Oh wie schrecklich ist es für die Elenden, die diesen allerehrwürdigsten Herrn mit unwürdigen Händen berühren! Dieser Leib, der aus Liebe gestorben ist, kann ihn also retten. Daher soll man an jedem Fest meines Sohnes eine Messe lesen lassen, nämlich am Weihnachtstag, eine am Neujahrstag eine am 13. Tag, eine am Tag von Christi Himmelfahrt und eine am Pfingsttag; ferner eine Messe an jedem der Feiertage, die zu meiner Ehre gehalten werden, ferner neun Messen zu Ehren der neun Engelchöre.

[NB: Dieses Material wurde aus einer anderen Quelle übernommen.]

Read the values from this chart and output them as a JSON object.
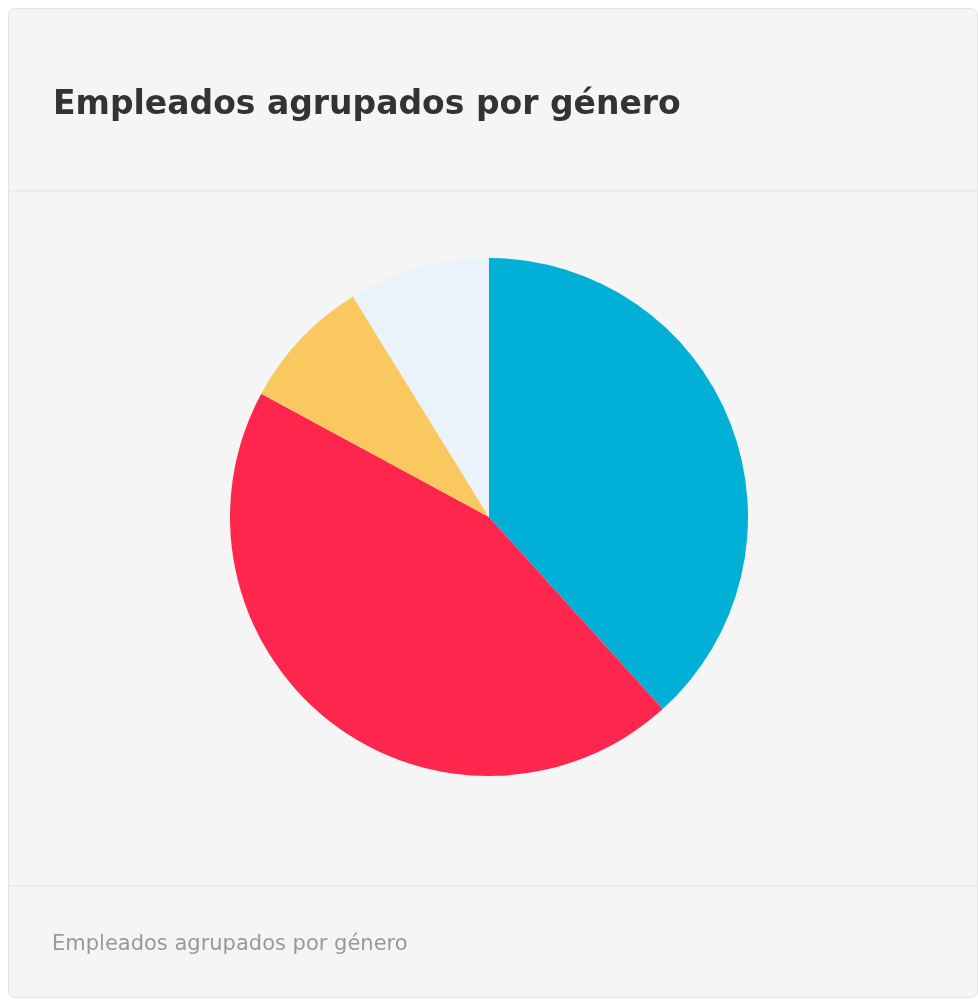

Wenn die Engelsmessen gefeiert werden, sollen neun Arme versammelt werden, und ihnen soll man Essen und Kleider zur Verfügung stellen, damit die Engel, in deren Obhut er gegeben ist und die er auf vielfache Weise erzürnt hat, durch diese geringe Opfergabe besänftigt werden und seine Seele seinem Gott darbringen können. Zuletzt soll eine Messe für die Toten im allgemeinen gelesen werden, so dass sie dadurch die ewige Ruhe gewinnen, und seine eigene Seele friedlich mit ihnen ruhen darf.“

Erklärung
Dies war ein Edelgeborener und barmherziger Mann. Nach seinem Tode offenbarte er sich Frau Birgitta und sagte: „Nichts hebt mich so sehr aus meinen Leiden, wie die Gebete der Gerechten und das Sakrament des Altars. Aber weil ich Richter war und meine Gerichte denen anvertraute, die die Gerechtigkeit weniger liebten, deshalb werde ich noch in der Verbannung festgehalten. Ich würde aber schneller befreit werden, wenn diejenigen, die meine Freunde sein sollten und es auch gewesen sind, sich mehr um meine Erlösung kümmern würden.“ Über diesen Mann ist in Kap. 21 dieses Buches zu lesen.